Nelle Tombe dei giganti, la morte, per un’unica volta, è madre. E ciò non era soltanto per gli eroi ma, in una comunità dei morti come quella dei vivi, per tutti: le Tombe dei giganti ospitavano sepolture collettive, all’apparenza senza distinzione di classe. Gli ossari ritrovati contengono fino a duecento scheletri. Ciò evoca il sacro, celebrazioni religiose o sacrifici in quell’area. La Tomba dei Giganti di Monte de s’Ape ha, intatte, queste caratteristiche. Della stele centrale era rimasta solo una parte. L’intera opera, grandiosa nel concetto, è lunga 28 metri, per 6 di larghezza; la galleria sepolcrale è lunga oltre 10 metri. Per tali dimensioni quella di Monte de s’Ape è una delle più grandi Tombe dei Giganti dell’isola.

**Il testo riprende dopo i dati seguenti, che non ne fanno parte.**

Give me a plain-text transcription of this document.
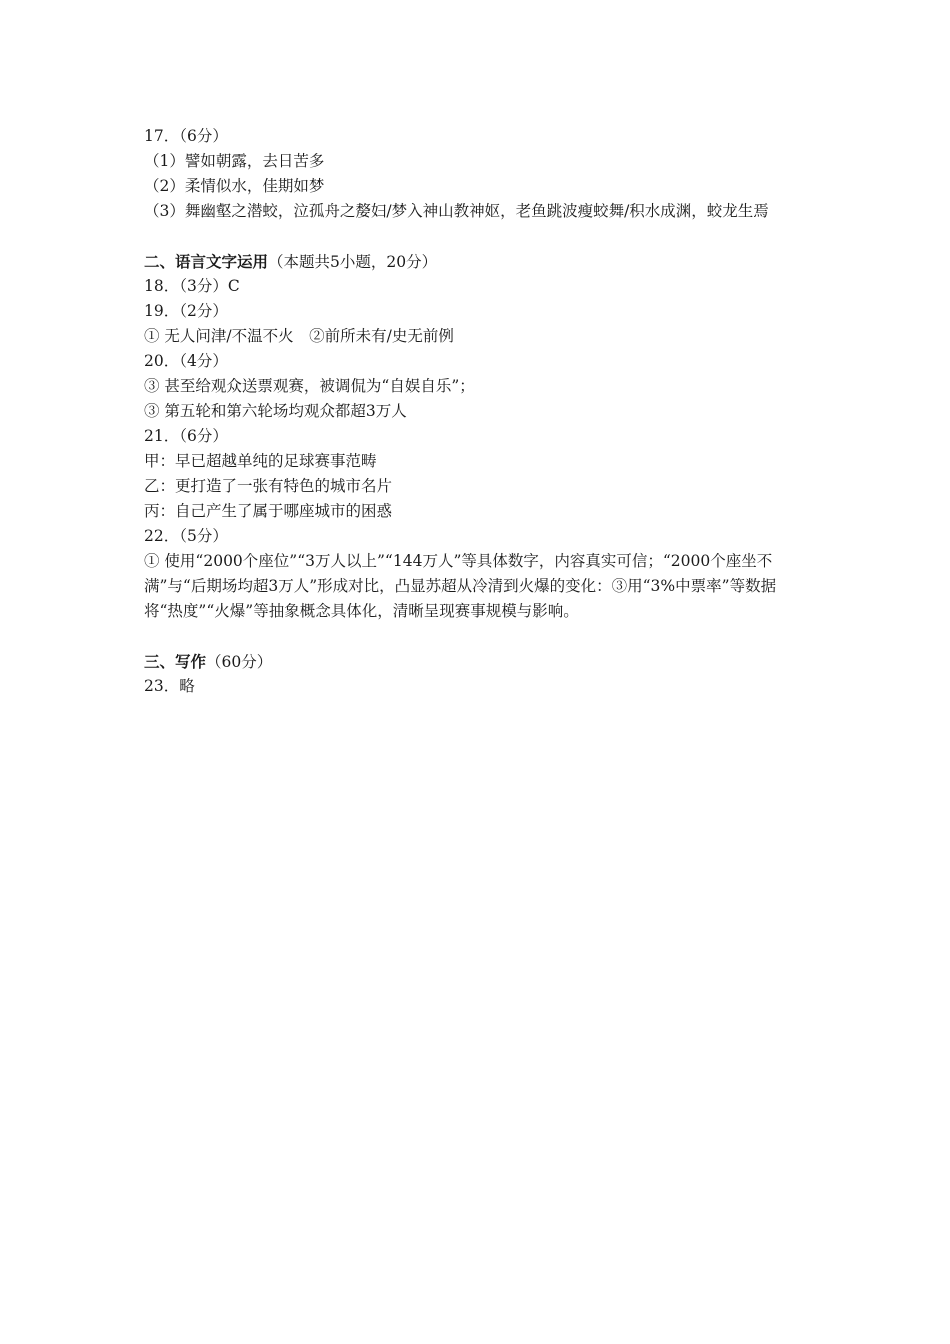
17．（6分）
（1）譬如朝露，去日苦多
（2）柔情似水，佳期如梦
（3）舞幽壑之潜蛟，泣孤舟之嫠妇/梦入神山教神妪，老鱼跳波瘦蛟舞/积水成渊，蛟龙生焉
二、语言文字运用（本题共5小题，20分）
18．（3分）C
19．（2分）
① 无人问津/不温不火　②前所未有/史无前例
20．（4分）
③ 甚至给观众送票观赛，被调侃为“自娱自乐”；
③ 第五轮和第六轮场均观众都超3万人
21．（6分）
甲：早已超越单纯的足球赛事范畴
乙：更打造了一张有特色的城市名片
丙：自己产生了属于哪座城市的困惑
22．（5分）
① 使用“2000个座位”“3万人以上”“144万人”等具体数字，内容真实可信；“2000个座坐不满”与“后期场均超3万人”形成对比，凸显苏超从冷清到火爆的变化：③用“3%中票率”等数据将“热度”“火爆”等抽象概念具体化，清晰呈现赛事规模与影响。
三、写作（60分）
23．略
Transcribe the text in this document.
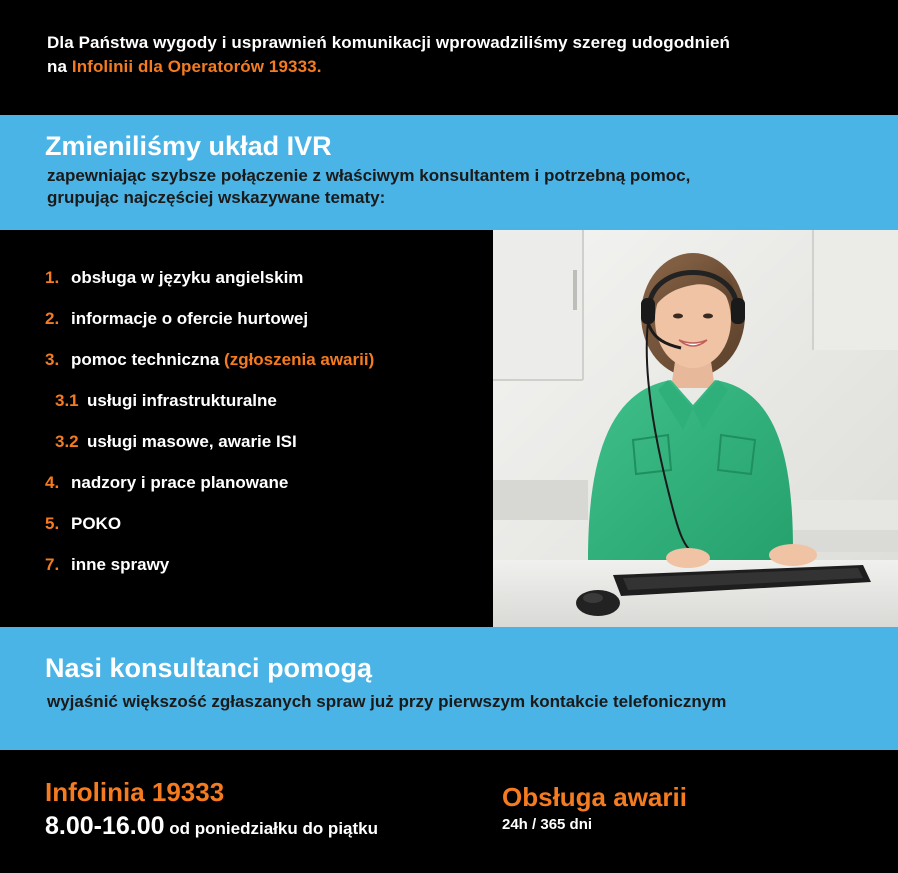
Dla Państwa wygody i usprawnień komunikacji wprowadziliśmy szereg udogodnień
na Infolinii dla Operatorów 19333.
Zmieniliśmy układ IVR
zapewniając szybsze połączenie z właściwym konsultantem i potrzebną pomoc,
grupując najczęściej wskazywane tematy:
1. obsługa w języku angielskim
2. informacje o ofercie hurtowej
3. pomoc techniczna (zgłoszenia awarii)
3.1 usługi infrastrukturalne
3.2 usługi masowe, awarie ISI
4. nadzory i prace planowane
5. POKO
7. inne sprawy
Nasi konsultanci pomogą
wyjaśnić większość zgłaszanych spraw już przy pierwszym kontakcie telefonicznym
Infolinia 19333
8.00-16.00 od poniedziałku do piątku
Obsługa awarii
24h / 365 dni
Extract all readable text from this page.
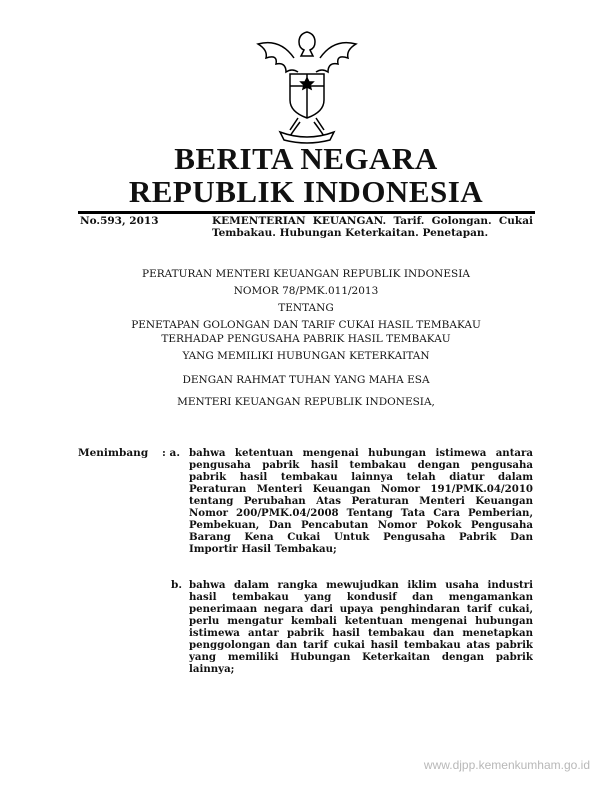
BERITA NEGARA
REPUBLIK INDONESIA
No.593, 2013	KEMENTERIAN KEUANGAN. Tarif. Golongan. Cukai
Tembakau. Hubungan Keterkaitan. Penetapan.
PERATURAN MENTERI KEUANGAN REPUBLIK INDONESIA
NOMOR 78/PMK.011/2013
TENTANG
PENETAPAN GOLONGAN DAN TARIF CUKAI HASIL TEMBAKAU
TERHADAP PENGUSAHA PABRIK HASIL TEMBAKAU
YANG MEMILIKI HUBUNGAN KETERKAITAN
DENGAN RAHMAT TUHAN YANG MAHA ESA
MENTERI KEUANGAN REPUBLIK INDONESIA,
Menimbang : a. bahwa ketentuan mengenai hubungan istimewa antara
pengusaha pabrik hasil tembakau dengan pengusaha
pabrik hasil tembakau lainnya telah diatur dalam
Peraturan Menteri Keuangan Nomor 191/PMK.04/2010
tentang Perubahan Atas Peraturan Menteri Keuangan
Nomor 200/PMK.04/2008 Tentang Tata Cara Pemberian,
Pembekuan, Dan Pencabutan Nomor Pokok Pengusaha
Barang Kena Cukai Untuk Pengusaha Pabrik Dan
Importir Hasil Tembakau;
b. bahwa dalam rangka mewujudkan iklim usaha industri
hasil tembakau yang kondusif dan mengamankan
penerimaan negara dari upaya penghindaran tarif cukai,
perlu mengatur kembali ketentuan mengenai hubungan
istimewa antar pabrik hasil tembakau dan menetapkan
penggolongan dan tarif cukai hasil tembakau atas pabrik
yang memiliki Hubungan Keterkaitan dengan pabrik
lainnya;
www.djpp.kemenkumham.go.id
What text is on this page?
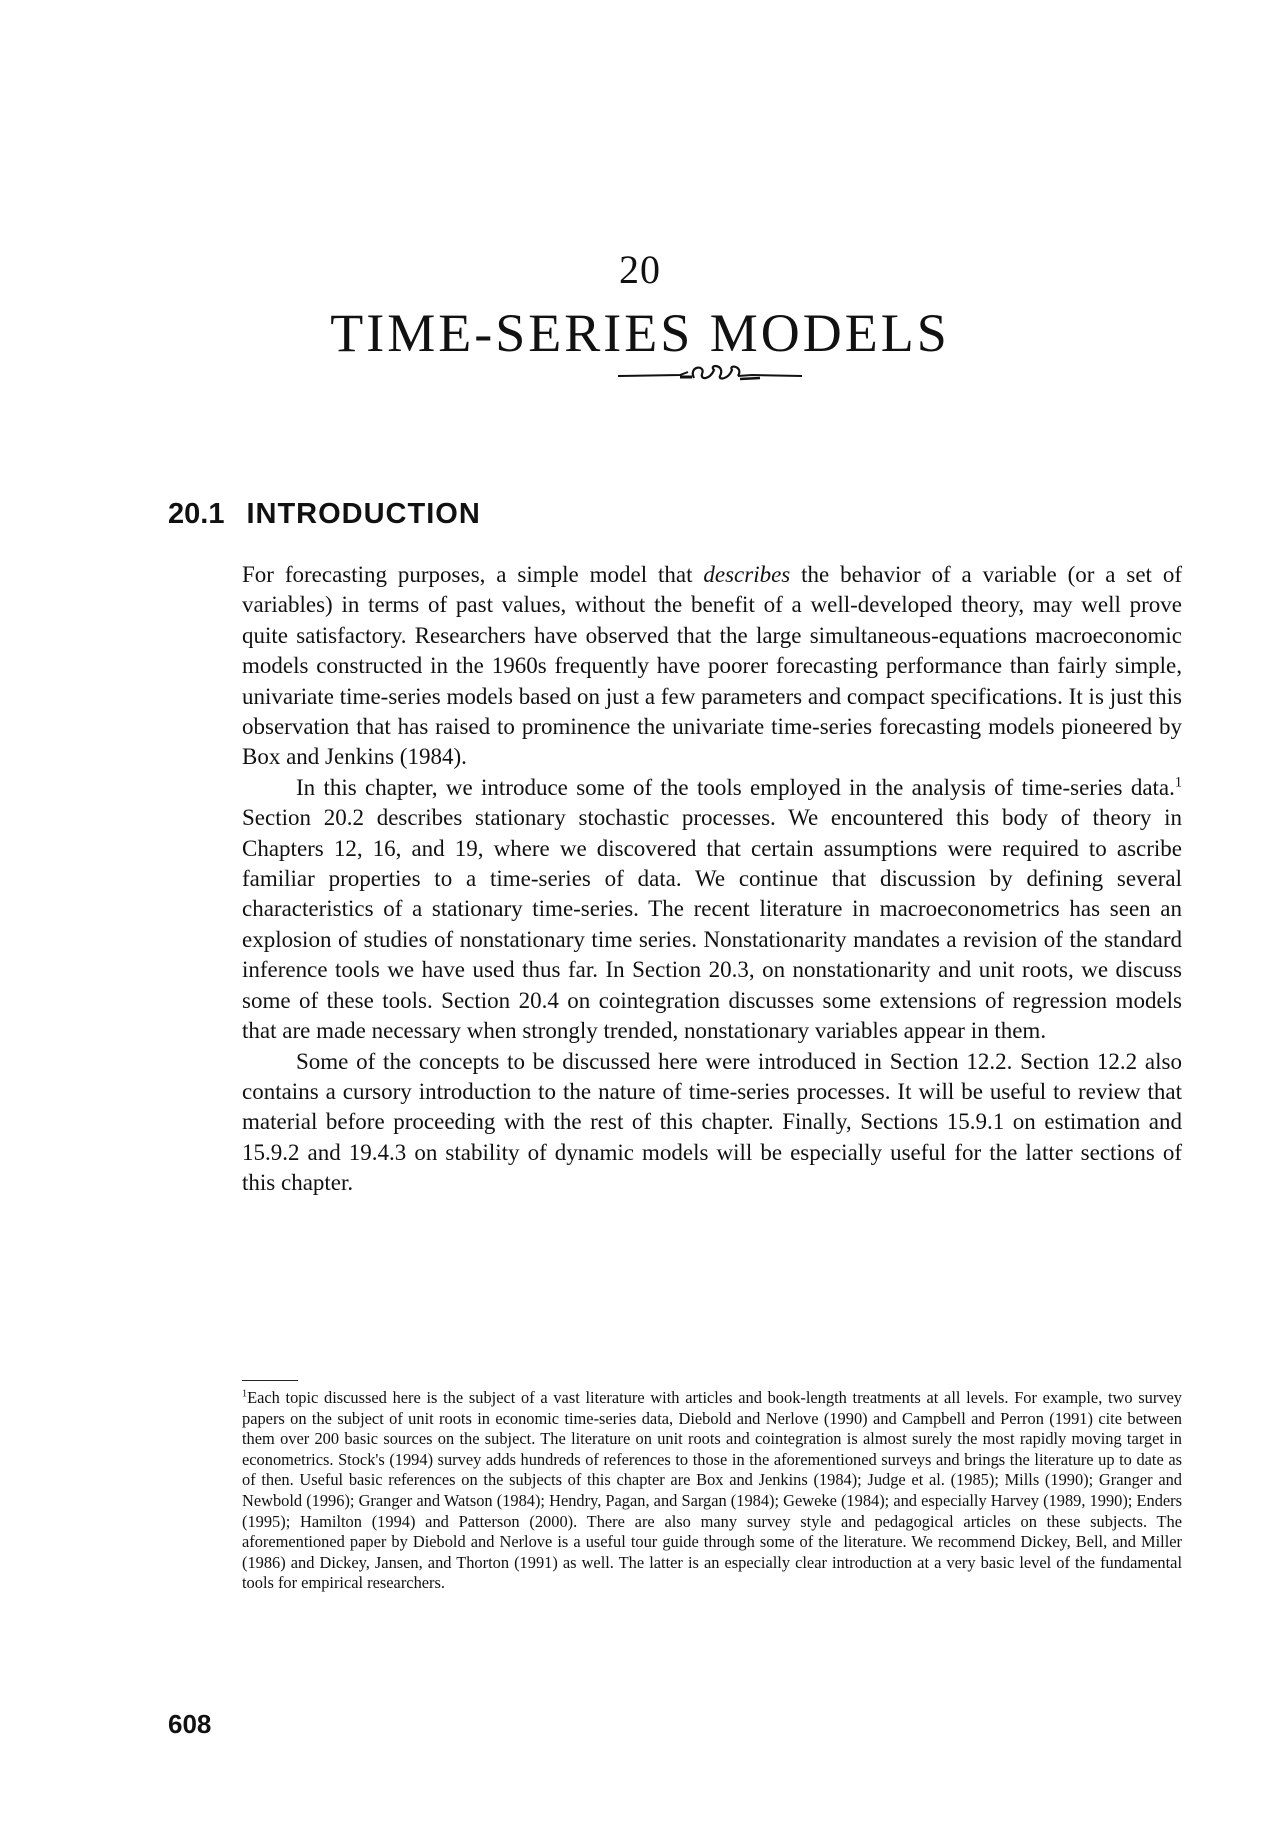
20
TIME-SERIES MODELS
20.1 INTRODUCTION

For forecasting purposes, a simple model that describes the behavior of a variable (or a set of variables) in terms of past values, without the benefit of a well-developed theory, may well prove quite satisfactory. Researchers have observed that the large simultaneous-equations macroeconomic models constructed in the 1960s frequently have poorer forecasting performance than fairly simple, univariate time-series models based on just a few parameters and compact specifications. It is just this observation that has raised to prominence the univariate time-series forecasting models pioneered by Box and Jenkins (1984).

In this chapter, we introduce some of the tools employed in the analysis of time-series data.$^1$ Section 20.2 describes stationary stochastic processes. We encountered this body of theory in Chapters 12, 16, and 19, where we discovered that certain assumptions were required to ascribe familiar properties to a time-series of data. We continue that discussion by defining several characteristics of a stationary time-series. The recent literature in macroeconometrics has seen an explosion of studies of nonstationary time series. Nonstationarity mandates a revision of the standard inference tools we have used thus far. In Section 20.3, on nonstationarity and unit roots, we discuss some of these tools. Section 20.4 on cointegration discusses some extensions of regression models that are made necessary when strongly trended, nonstationary variables appear in them.

Some of the concepts to be discussed here were introduced in Section 12.2. Section 12.2 also contains a cursory introduction to the nature of time-series processes. It will be useful to review that material before proceeding with the rest of this chapter. Finally, Sections 15.9.1 on estimation and 15.9.2 and 19.4.3 on stability of dynamic models will be especially useful for the latter sections of this chapter.

$^1$Each topic discussed here is the subject of a vast literature with articles and book-length treatments at all levels. For example, two survey papers on the subject of unit roots in economic time-series data, Diebold and Nerlove (1990) and Campbell and Perron (1991) cite between them over 200 basic sources on the subject. The literature on unit roots and cointegration is almost surely the most rapidly moving target in econometrics. Stock's (1994) survey adds hundreds of references to those in the aforementioned surveys and brings the literature up to date as of then. Useful basic references on the subjects of this chapter are Box and Jenkins (1984); Judge et al. (1985); Mills (1990); Granger and Newbold (1996); Granger and Watson (1984); Hendry, Pagan, and Sargan (1984); Geweke (1984); and especially Harvey (1989, 1990); Enders (1995); Hamilton (1994) and Patterson (2000). There are also many survey style and pedagogical articles on these subjects. The aforementioned paper by Diebold and Nerlove is a useful tour guide through some of the literature. We recommend Dickey, Bell, and Miller (1986) and Dickey, Jansen, and Thorton (1991) as well. The latter is an especially clear introduction at a very basic level of the fundamental tools for empirical researchers.
608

La costruzione del monumento fune
rario, come in molti altri casi, è passata per diverse fasi. La forma a pianta rettangolare risale al periodo prenuragico (Bronzo antico: 1800-1600 a.C.), con l’utilizzo di pietre meno lavorate e con la sola presenza della stanza funeraria. Anche alcune delle lastre di copertura risalgono a quel tempo. In piena epoca nuragica (intorno al 1600 a.C.) la costruzione fu modificata e integrata con nuovi elementi architettonici. La facciata monumentale a esedra e il rivestimento della camera funeraria con un paramento esterno risalirebbero infatti allo stesso momento.
Usciti da questo tempo immemorabile, mille anni, duemila anni prima di Cristo, entriamo nel centro della città di Olbia con il cielo conquistato dagli aerei. Vediamo dall’alto, e sentiamo da terra, l’aria parzialmente incontaminata del parco nazionale della Maddalena, con rocce le cui dimensioni fanno intendere l’umana competizione delle grandi lastre delle Tombe dei giganti. Gli uomini che sentono Dio ne vogliono continuare l’impresa di creazione. Poi l’uomo perde il respiro con la natura e, nell’arco del tempo, si fa più piccolo, non abbraccia altra umanità, ma cerca di difendersi.
Così nasce il castello di Pedres, con una funzione difensiva, e sempre costruito con pietre locali. Il mondo cristiano ha il suo presidio in quella pietra nella basilica di San Simplicio, sorta su un tempio di origine romana, tra XI e XII secolo. È austera, romanica, con la grazia di un piccolo campanile a vela. Curiosa anche la chiesa di San Paolo, con la meravigliosa cupola di ceramica policroma a motivi geometrici. Infine, il millenario museo che ci trasporta, in un solo fiato, dal mondo nuragico, ai fenici, ai greci, ai romani, ai sardi, per ciò che sono stati e, più di noi, continuano a essere.